If you let someone know you can’t meet their current request as soon as possible then they can make alternative arrangements. And you can do it in such a way that you can let them know what you can offer for future requests.
Biobanking systems, like Achiever Medical, help make sure you’re dealing with any sample requests promptly and in line with any agreed service level agreements (SLAs). Achiever Medical enables you to define alerts if the request has not been reviewed, approved or shipped within a predefined period. You can use these alerts to nudge the relevant team members or even escalate non-actioned requests to managers. In addition, you can use its real-time dashboards to show outstanding requests and performance in line with response times.
Streamlining the approvals process
Managing the approvals process can be a minefield. Knowing who has to sign off which samples, what transfer agreements and other contracts need to be in place before you can approve samples can be tricky to control. You want to make the approvals process secure yet efficient. You could end up losing opportunities if it takes you months to approve sample requests.
Think carefully about how you can standardise your approvals process and try to look at it from a researcher’s perspective. Yes, it’s right that you should protect your Biobank, but it can’t be at the expensive of valuable samples not being used. That’s not helping anyone and is definitely not in the interest of the sample donors who want their samples to be used for the benefit of all.
Achiever Medical enables you to manage the approval process by allowing you to grant approval permissions to selected project team members. You can attach material transfer agreement documentation with each request. Plus, there’s a complete audit trail.
In addition, Achiever Medical Biobanking software enables you to track dispatches. This includes capturing details of the courier, recording when the shipment was received and tracking any queries or issues.
Some ideas for improving your Biobank’s sample request approval and fulfilment processes
You put a lot of effort into following SOPs when you’re managing, processing and storing your samples. You want to make sure you’re offering high quality samples to researchers.

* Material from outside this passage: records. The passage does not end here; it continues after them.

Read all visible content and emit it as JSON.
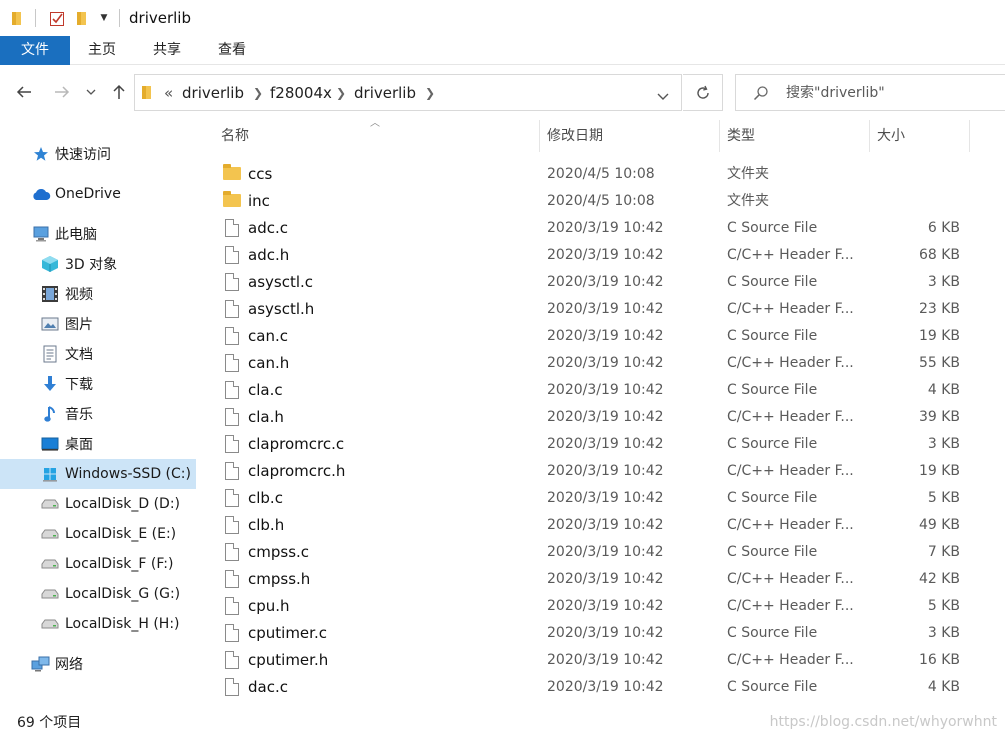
{
  "window": {
    "title": "driverlib"
  },
  "ribbon": {
    "tabs": [
      {
        "label": "文件"
      },
      {
        "label": "主页"
      },
      {
        "label": "共享"
      },
      {
        "label": "查看"
      }
    ]
  },
  "address": {
    "overflow": "«",
    "crumbs": [
      "driverlib",
      "f28004x",
      "driverlib"
    ]
  },
  "search": {
    "placeholder": "搜索\"driverlib\""
  },
  "columns": {
    "name": "名称",
    "date": "修改日期",
    "type": "类型",
    "size": "大小"
  },
  "nav": {
    "quick_access": "快速访问",
    "onedrive": "OneDrive",
    "this_pc": "此电脑",
    "objects3d": "3D 对象",
    "videos": "视频",
    "pictures": "图片",
    "documents": "文档",
    "downloads": "下载",
    "music": "音乐",
    "desktop": "桌面",
    "drive_c": "Windows-SSD (C:)",
    "drive_d": "LocalDisk_D (D:)",
    "drive_e": "LocalDisk_E (E:)",
    "drive_f": "LocalDisk_F (F:)",
    "drive_g": "LocalDisk_G (G:)",
    "drive_h": "LocalDisk_H (H:)",
    "network": "网络"
  },
  "files": [
    {
      "name": "ccs",
      "date": "2020/4/5 10:08",
      "type": "文件夹",
      "size": "",
      "kind": "folder"
    },
    {
      "name": "inc",
      "date": "2020/4/5 10:08",
      "type": "文件夹",
      "size": "",
      "kind": "folder"
    },
    {
      "name": "adc.c",
      "date": "2020/3/19 10:42",
      "type": "C Source File",
      "size": "6 KB",
      "kind": "file"
    },
    {
      "name": "adc.h",
      "date": "2020/3/19 10:42",
      "type": "C/C++ Header F...",
      "size": "68 KB",
      "kind": "file"
    },
    {
      "name": "asysctl.c",
      "date": "2020/3/19 10:42",
      "type": "C Source File",
      "size": "3 KB",
      "kind": "file"
    },
    {
      "name": "asysctl.h",
      "date": "2020/3/19 10:42",
      "type": "C/C++ Header F...",
      "size": "23 KB",
      "kind": "file"
    },
    {
      "name": "can.c",
      "date": "2020/3/19 10:42",
      "type": "C Source File",
      "size": "19 KB",
      "kind": "file"
    },
    {
      "name": "can.h",
      "date": "2020/3/19 10:42",
      "type": "C/C++ Header F...",
      "size": "55 KB",
      "kind": "file"
    },
    {
      "name": "cla.c",
      "date": "2020/3/19 10:42",
      "type": "C Source File",
      "size": "4 KB",
      "kind": "file"
    },
    {
      "name": "cla.h",
      "date": "2020/3/19 10:42",
      "type": "C/C++ Header F...",
      "size": "39 KB",
      "kind": "file"
    },
    {
      "name": "clapromcrc.c",
      "date": "2020/3/19 10:42",
      "type": "C Source File",
      "size": "3 KB",
      "kind": "file"
    },
    {
      "name": "clapromcrc.h",
      "date": "2020/3/19 10:42",
      "type": "C/C++ Header F...",
      "size": "19 KB",
      "kind": "file"
    },
    {
      "name": "clb.c",
      "date": "2020/3/19 10:42",
      "type": "C Source File",
      "size": "5 KB",
      "kind": "file"
    },
    {
      "name": "clb.h",
      "date": "2020/3/19 10:42",
      "type": "C/C++ Header F...",
      "size": "49 KB",
      "kind": "file"
    },
    {
      "name": "cmpss.c",
      "date": "2020/3/19 10:42",
      "type": "C Source File",
      "size": "7 KB",
      "kind": "file"
    },
    {
      "name": "cmpss.h",
      "date": "2020/3/19 10:42",
      "type": "C/C++ Header F...",
      "size": "42 KB",
      "kind": "file"
    },
    {
      "name": "cpu.h",
      "date": "2020/3/19 10:42",
      "type": "C/C++ Header F...",
      "size": "5 KB",
      "kind": "file"
    },
    {
      "name": "cputimer.c",
      "date": "2020/3/19 10:42",
      "type": "C Source File",
      "size": "3 KB",
      "kind": "file"
    },
    {
      "name": "cputimer.h",
      "date": "2020/3/19 10:42",
      "type": "C/C++ Header F...",
      "size": "16 KB",
      "kind": "file"
    },
    {
      "name": "dac.c",
      "date": "2020/3/19 10:42",
      "type": "C Source File",
      "size": "4 KB",
      "kind": "file"
    }
  ],
  "status": {
    "item_count": "69 个项目"
  },
  "watermark": "https://blog.csdn.net/whyorwhnt",
  "colors": {
    "accent": "#1a6fbf",
    "selected": "#cce4f7",
    "folder": "#f3c44f"
  }
}
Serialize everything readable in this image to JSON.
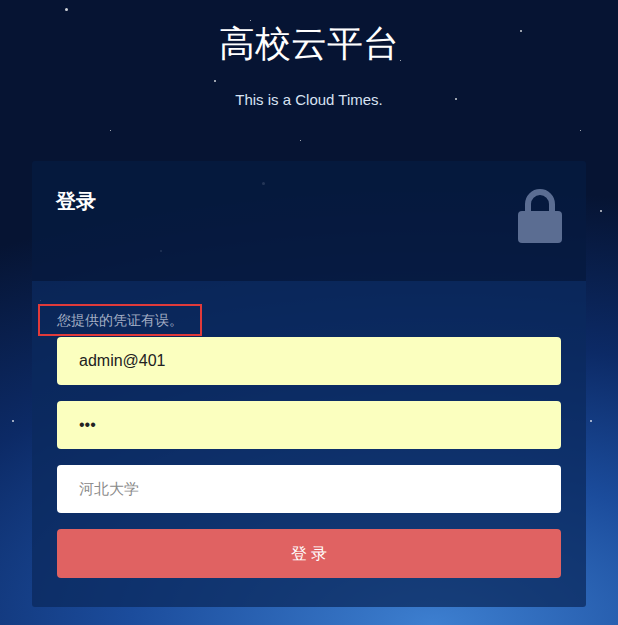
{
  "page": {
    "title": "高校云平台",
    "subtitle": "This is a Cloud Times."
  },
  "login": {
    "heading": "登录",
    "error": "您提供的凭证有误。",
    "fields": [
      {
        "name": "username",
        "value": "admin@401",
        "placeholder": "",
        "autofilled": true
      },
      {
        "name": "password",
        "value": "•••",
        "placeholder": "",
        "autofilled": true
      },
      {
        "name": "school",
        "value": "",
        "placeholder": "河北大学",
        "autofilled": false
      }
    ],
    "button": "登 录"
  }
}
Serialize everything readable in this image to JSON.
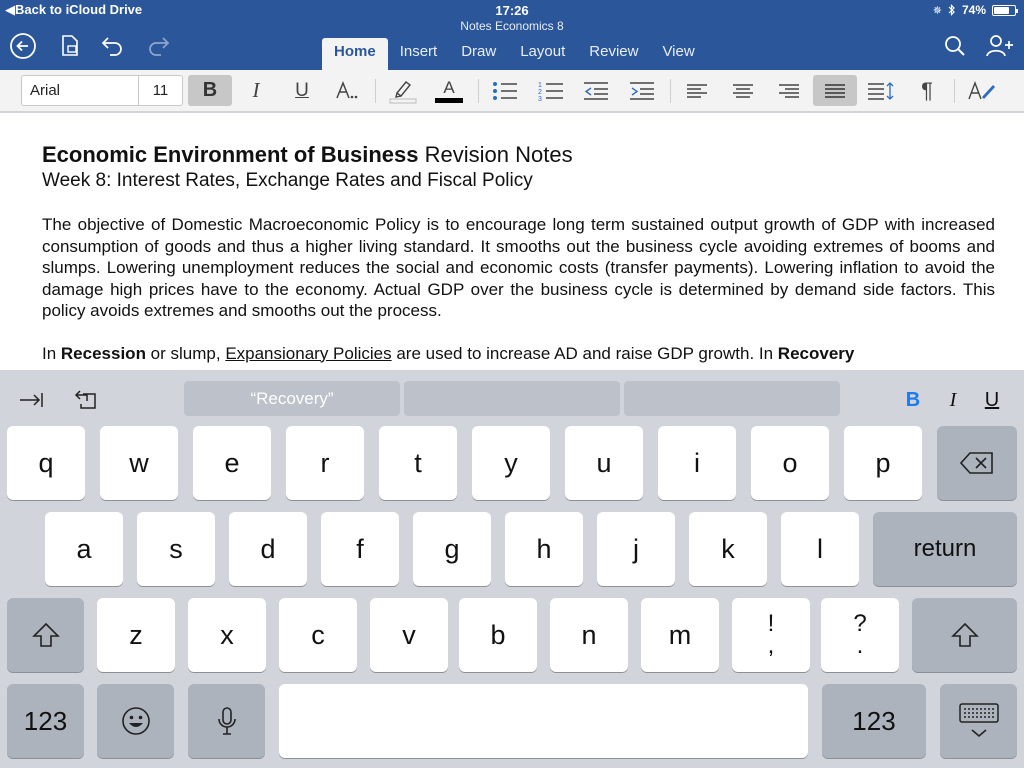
{
  "status": {
    "back_label": "Back to iCloud Drive",
    "time": "17:26",
    "battery": "74%",
    "battery_level": 0.74
  },
  "document_title": "Notes Economics 8",
  "tabs": [
    {
      "label": "Home"
    },
    {
      "label": "Insert"
    },
    {
      "label": "Draw"
    },
    {
      "label": "Layout"
    },
    {
      "label": "Review"
    },
    {
      "label": "View"
    }
  ],
  "ribbon": {
    "font_name": "Arial",
    "font_size": "11",
    "bold_label": "B",
    "italic_label": "I",
    "underline_label": "U",
    "font_color_label": "A",
    "font_color": "#000000"
  },
  "doc": {
    "title_bold": "Economic Environment of Business",
    "title_rest": " Revision Notes",
    "subtitle": "Week 8: Interest Rates, Exchange Rates and Fiscal Policy",
    "paragraph1": "The objective of Domestic Macroeconomic Policy is to encourage long term sustained output growth of GDP with increased consumption of goods and thus a higher living standard. It smooths out the business cycle avoiding extremes of booms and slumps. Lowering unemployment reduces the social and economic costs (transfer payments). Lowering inflation to avoid the damage high prices have to the economy. Actual GDP over the business cycle is determined by demand side factors. This policy avoids extremes and smooths out the process.",
    "p2_a": "In ",
    "p2_b": "Recession",
    "p2_c": " or slump, ",
    "p2_d": "Expansionary Policies",
    "p2_e": " are used to increase AD and raise GDP growth. In ",
    "p2_f": "Recovery"
  },
  "keyboard": {
    "suggestions": [
      "“Recovery”",
      "",
      ""
    ],
    "format_bold": "B",
    "format_italic": "I",
    "format_underline": "U",
    "row1": [
      "q",
      "w",
      "e",
      "r",
      "t",
      "y",
      "u",
      "i",
      "o",
      "p"
    ],
    "row2": [
      "a",
      "s",
      "d",
      "f",
      "g",
      "h",
      "j",
      "k",
      "l"
    ],
    "row3": [
      "z",
      "x",
      "c",
      "v",
      "b",
      "n",
      "m"
    ],
    "excl_top": "!",
    "excl_bottom": ",",
    "q_top": "?",
    "q_bottom": ".",
    "return_label": "return",
    "numbers_label": "123",
    "accent": "#2b579a"
  }
}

But this is just one part of the story. It’s equally as important to make sure that you fulfil all sample requests efficiently. Even if you don’t have the samples a researcher needs.
Don’t know where to start. Here are some questions to help formulate ideas on how you can make sure your request and fulfilment processes don’t cost your Biobank its opportunities or reputation.
- Request receipt process – How do you receive requests? Where do they come from? What do you do when a request comes in? Does everyone do the same thing? How many requests do you receive each week? If you can’t find the answer to these, then you may want to map out your request process.
- Review and approvals process – How long on average does it take to review a request? What communication is happening with researchers in the meantime? If it’s taking you a long time to review requests – why and what are the obstacles?
- Service levels – Are you meeting researchers’ expectations? Do you even know what these are? You need to make sure researchers have a clear understanding of the service you’re offering including your process, and your response and delivery timescales. This will help align expectations and allow you to measure performance.
- Communication channels – What are your communication channels? Are you recording all communication with researchers? Communication is essential – especially if you can’t fulfil a request – the sooner you tell them the better.